虽然获得27001认证的组织越来越多,但很多组织发现,初次获证时,组织能够获得显而易见的内控提升,而在后续的维护过程中却难以实现持续改进。出现这种状况的原因是什么?最主要的原因是“重附录而轻正文”。
ISO/IEC 27001标准与其它ISO标准的一个显著区别在于它有一个“规范性附录”——附录A。附录A中包含了在信息安全管理领域相对全面的具体控制措施,在标准出现之初,一度被各路大神评价为极具指导性的标准,便于实施。但随着安全技术的日新月异,标准中的部分控制措施逐步变为鸡肋一样的存在;另一方面,不同组织对于信息安全的关注点并不相同,当然也不可能借助同样一套控制措施实现卓越管理。
纵观本次27001标准升版,一方面是同步近年来ISO管理体系标准的高阶结构(HLS)的一些调整;另一方面是同步ISO/IEC 27002:2022的内容更新附录A;还有一方面内容是不可忽视的,新版标准在一些措辞上进一步明晰,例如条款6.1.3 c) 注解:
原描述 附录A包含了控制目标和控制的综合列表
现描述 附录A包含可能的信息安全控制列表
对标准附录A的选择会形成SOA(适用性声明),反映到27001的认证证书上,此次标准换版的描述变化进一步明确了27001附录A的定位是一个可供参考的“可能的”信息安全控制集。这个思想在2013版的标准中已经有所体现,但在标准的实际应用中并没有获得广泛的理解,此次修订是更进一步的澄清。

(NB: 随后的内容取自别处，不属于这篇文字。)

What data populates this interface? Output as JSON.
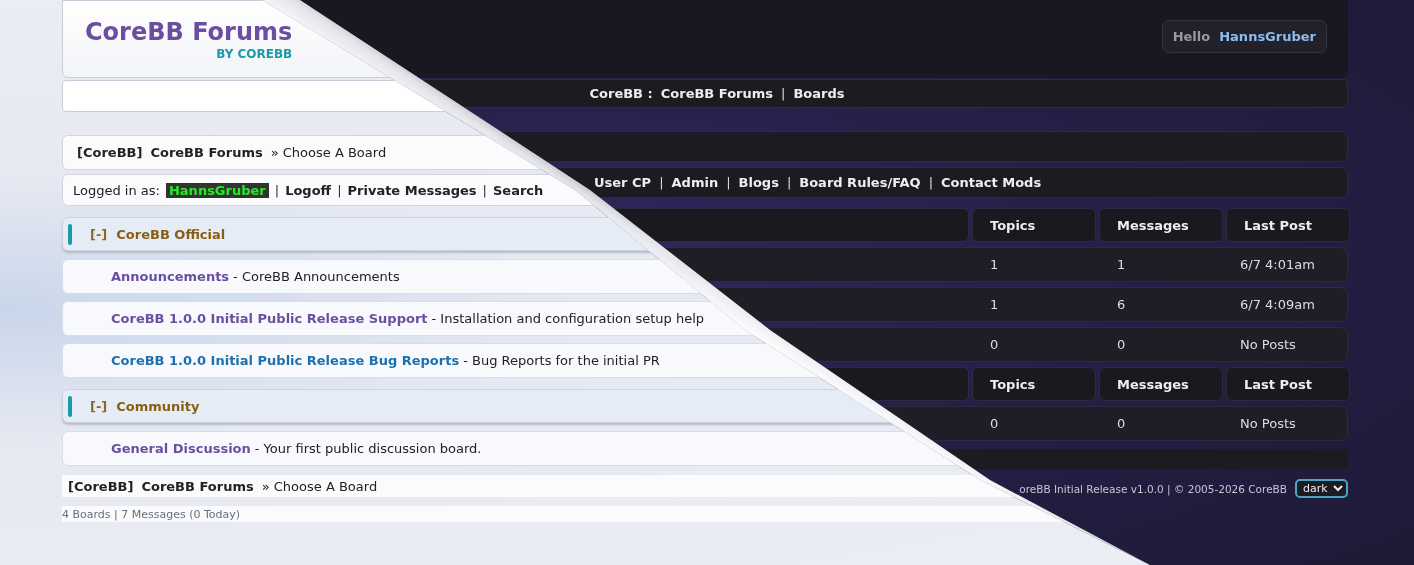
{
  "light_page": {
    "logo": {
      "title": "CoreBB Forums",
      "subtitle": "BY COREBB"
    },
    "breadcrumb": {
      "site": "[CoreBB]",
      "forum": "CoreBB Forums",
      "current": "» Choose A Board"
    },
    "user_bar": {
      "label": "Logged in as:",
      "username": "HannsGruber",
      "separator": "|",
      "links": [
        "Logoff",
        "Private Messages",
        "Search"
      ]
    },
    "categories": [
      {
        "toggle": "[-]",
        "name": "CoreBB Official",
        "boards": [
          {
            "name": "Announcements",
            "description": "- CoreBB Announcements",
            "color": "#6a4fa0"
          },
          {
            "name": "CoreBB 1.0.0 Initial Public Release Support",
            "description": "- Installation and configuration setup help",
            "color": "#6a4fa0"
          },
          {
            "name": "CoreBB 1.0.0 Initial Public Release Bug Reports",
            "description": "- Bug Reports for the initial PR",
            "color": "#1f6fae"
          }
        ]
      },
      {
        "toggle": "[-]",
        "name": "Community",
        "boards": [
          {
            "name": "General Discussion",
            "description": "- Your first public discussion board.",
            "color": "#6a4fa0"
          }
        ]
      }
    ],
    "footer_breadcrumb": {
      "site": "[CoreBB]",
      "forum": "CoreBB Forums",
      "current": "» Choose A Board"
    },
    "stats": "4 Boards | 7 Messages (0 Today)"
  },
  "dark_page": {
    "greeting": {
      "label": "Hello",
      "username": "HannsGruber"
    },
    "navbar": {
      "site": "CoreBB :",
      "separator": "|",
      "links": [
        "CoreBB Forums",
        "Boards"
      ]
    },
    "user_links": {
      "separator": "|",
      "links": [
        "User CP",
        "Admin",
        "Blogs",
        "Board Rules/FAQ",
        "Contact Mods"
      ]
    },
    "categories": [
      {
        "columns": [
          "Topics",
          "Messages",
          "Last Post"
        ],
        "boards": [
          {
            "topics": "1",
            "messages": "1",
            "last_post": "6/7 4:01am"
          },
          {
            "topics": "1",
            "messages": "6",
            "last_post": "6/7 4:09am"
          },
          {
            "topics": "0",
            "messages": "0",
            "last_post": "No Posts"
          }
        ]
      },
      {
        "columns": [
          "Topics",
          "Messages",
          "Last Post"
        ],
        "boards": [
          {
            "topics": "0",
            "messages": "0",
            "last_post": "No Posts"
          }
        ]
      }
    ],
    "footer": {
      "release": "oreBB Initial Release v1.0.0 | © 2005-2026 CoreBB",
      "theme_select": "dark"
    }
  }
}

在组织的信息安全管理中,依据业务类型的不同,控制措施可以来源于27001标准族的其它标准。例如:专注电信行业有《ISO/IEC 27011 基于ISO/IEC 27002的电信组织信息安全控制实践指南》;专注云服务有《ISO/IEC 27017 基于ISO/IEC 27002的云服务信息安全控制措施实践指南》;专注能源行业有《ISO/IEC 27019 能源行业的信息安全控制》等等。
控制措施还可以来源于其它信息安全相关标准,甚至是组织自定义的。这些控制与组织信息安全管理的耦合来源于风险评估(标准正文最核心的管理逻辑),来源于对业务的理解。ISO也推荐在27001的认证证书中可以描述SOA中的控制项来源于某一个具体的信息安全标准。
在信息安全管理体系已经成为基础认证的今天,随着标准换版在即,我们看27001的认证证书时,也应该关注到,27001的认证证书本身只是一个入门级安全基线。
组织SOA中实际采用了哪些控制,有没有引入行业标准,有没有自定义的控制,才是组织对自身业务理解的展现,才是组织有能力实现信息安全管理绩效的展现。